You probably won't make much headway unless you convince your coworkers to use the system first. After you've all agreed on the process you want, then you can talk to your users. If everyone on your team is playing by the same rules, you can probably force your users to use the system by having slow turn-around times for issues not entered into the system, or maybe even forget them altogether.
However, even IF you can convince both your coworkers and your users to enter tickets, you'll probably still find the tickets are incomplete/not informative. We've all seen plenty of tickets like "Feature X is broken, fix it plz" and offer no other information. Depending on the number of tickets you get per day, I would probably just bite the bullet and walk over the user and see what their problem is first hand.
We often log a ticket on the user's behalf in this sort of case.

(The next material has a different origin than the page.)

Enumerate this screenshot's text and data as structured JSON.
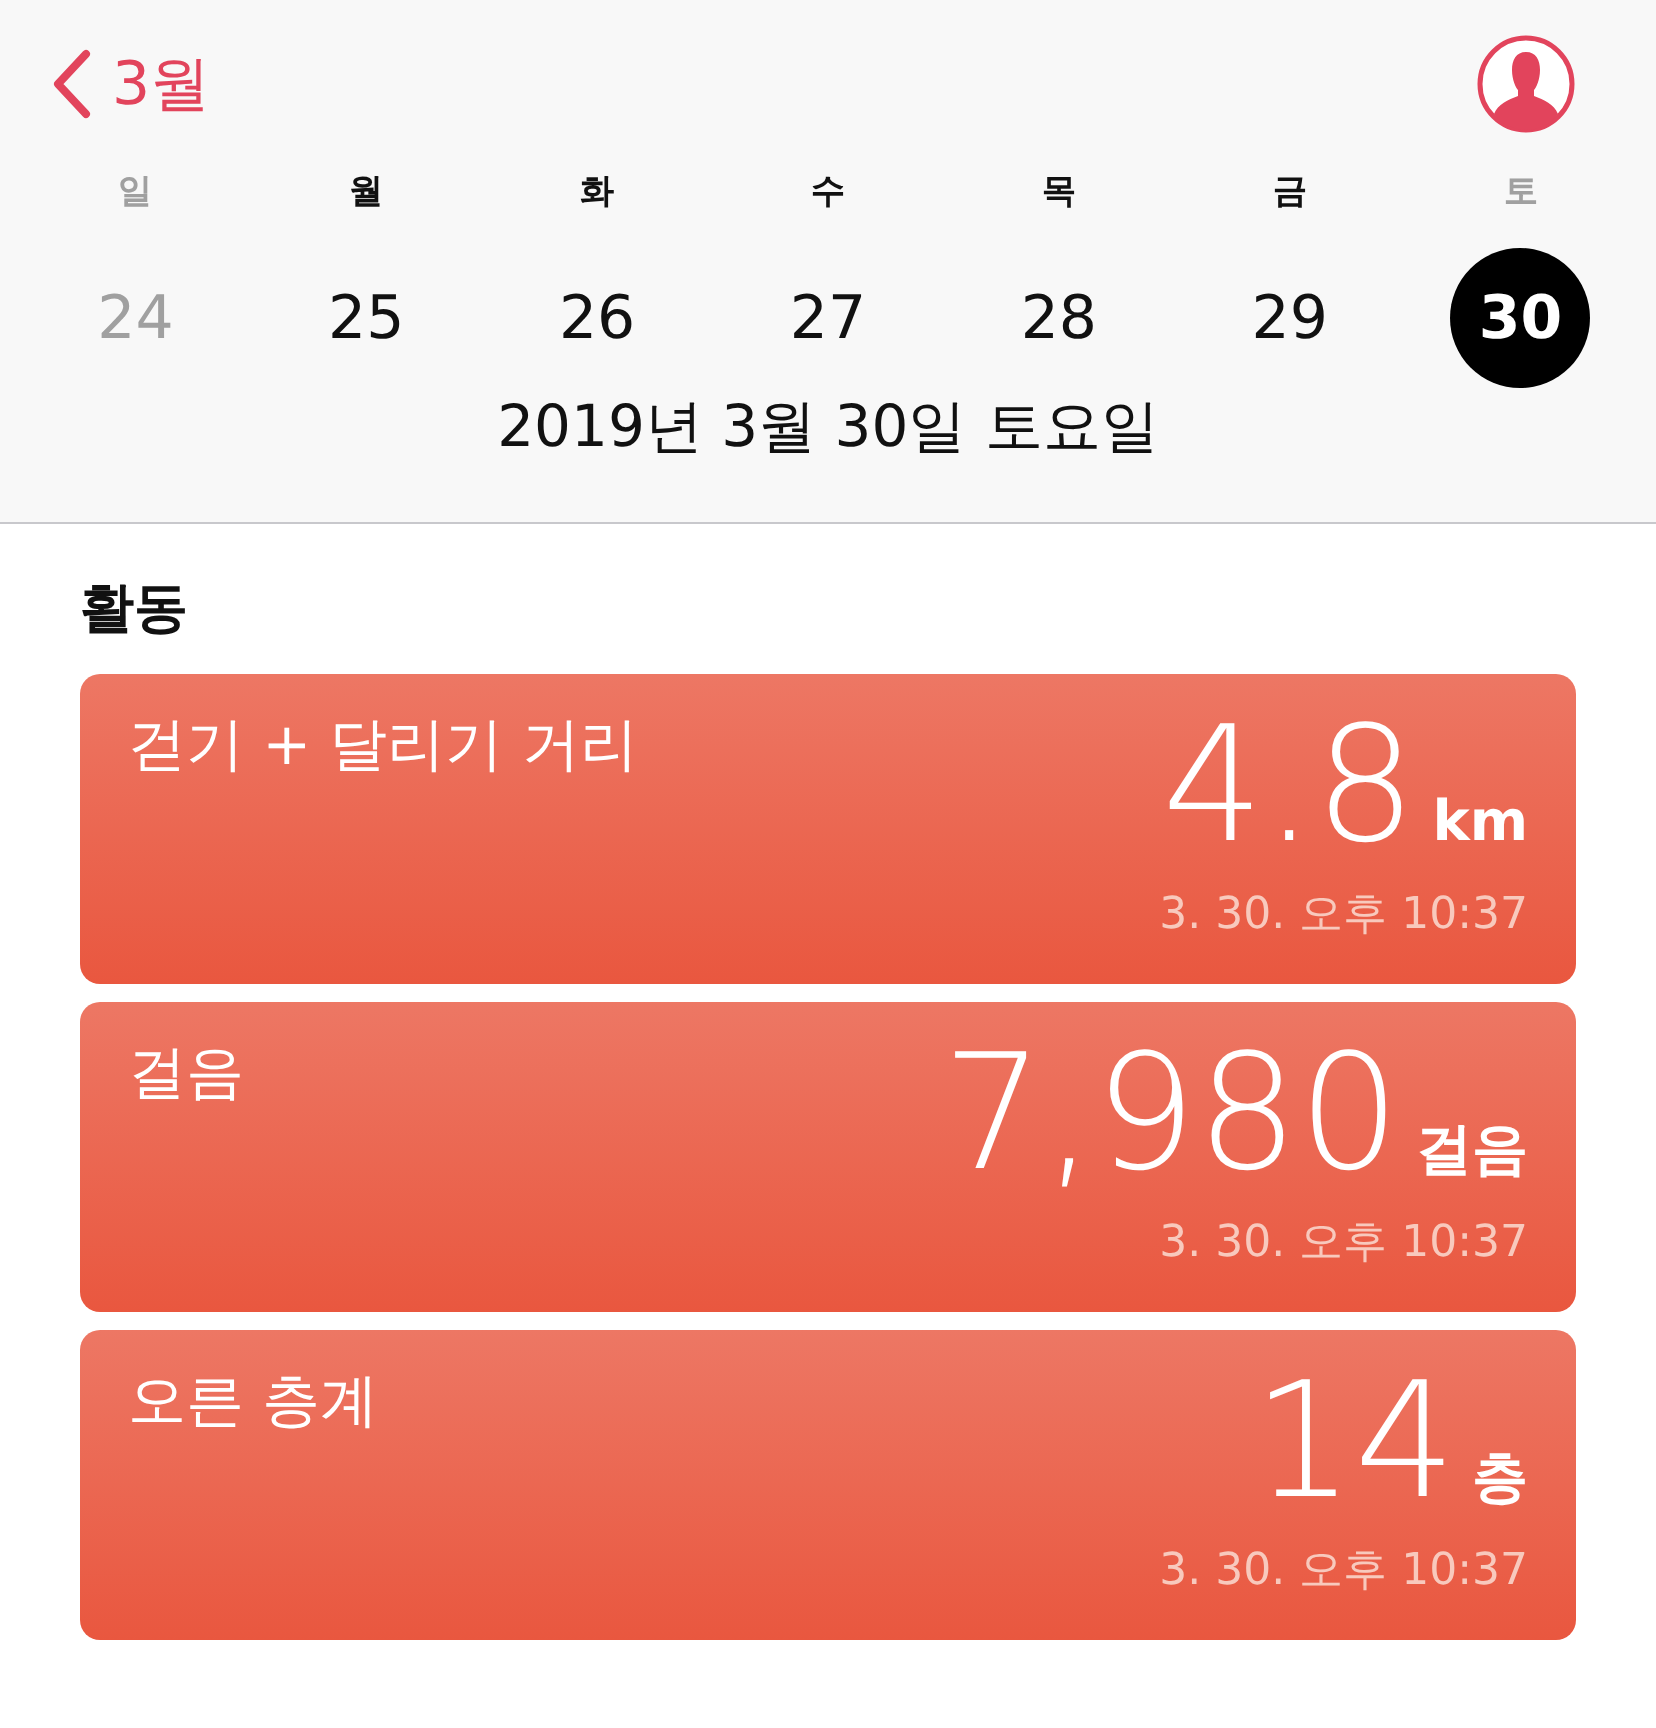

At my old workplace, I was told that nothing could be done without a trouble ticket. When I asked why, I was told that the support team's productivity was measured by using trouble tickets. This had the effect of forcing me to use trouble tickets (since they were required), and giving me the motivation to do so (I didn't want my coworkers to look bad).
At my new workplace, all technical support is subcontracted out. I literally have to call tech support, and they create a ticket on my behalf.
Also - stop encouraging the behavior. Use your IM filtering options to only appear online to the dev team. Don't check your email - or setup filters that filter the high priority stuff (your boss, your dev team) to your inbox, and everything else to a folder you check once a day or once every other day.
Simucal's advice is good. You -will- have to tell them to "file a ticket" instead, at some point. If you ask them after the fact, they aren't going to care because they got what they needed.
A great way to handle this is to have a dedicated person for support. My team did this, and it helped our productivity immensely and eliminated at least 90% of our interruptions.
Barring that (or lieu of), you can each rotate daily as to who gets to handle user requests. This has the upshot of making a trouble ticket more-or-less required; its needed to keep track of what happened in the request when someone else starts working on it. Over time, this also brings more cohesion to your processes: people create small scripts to do common tasks, work that is done is moved into revision control, etc.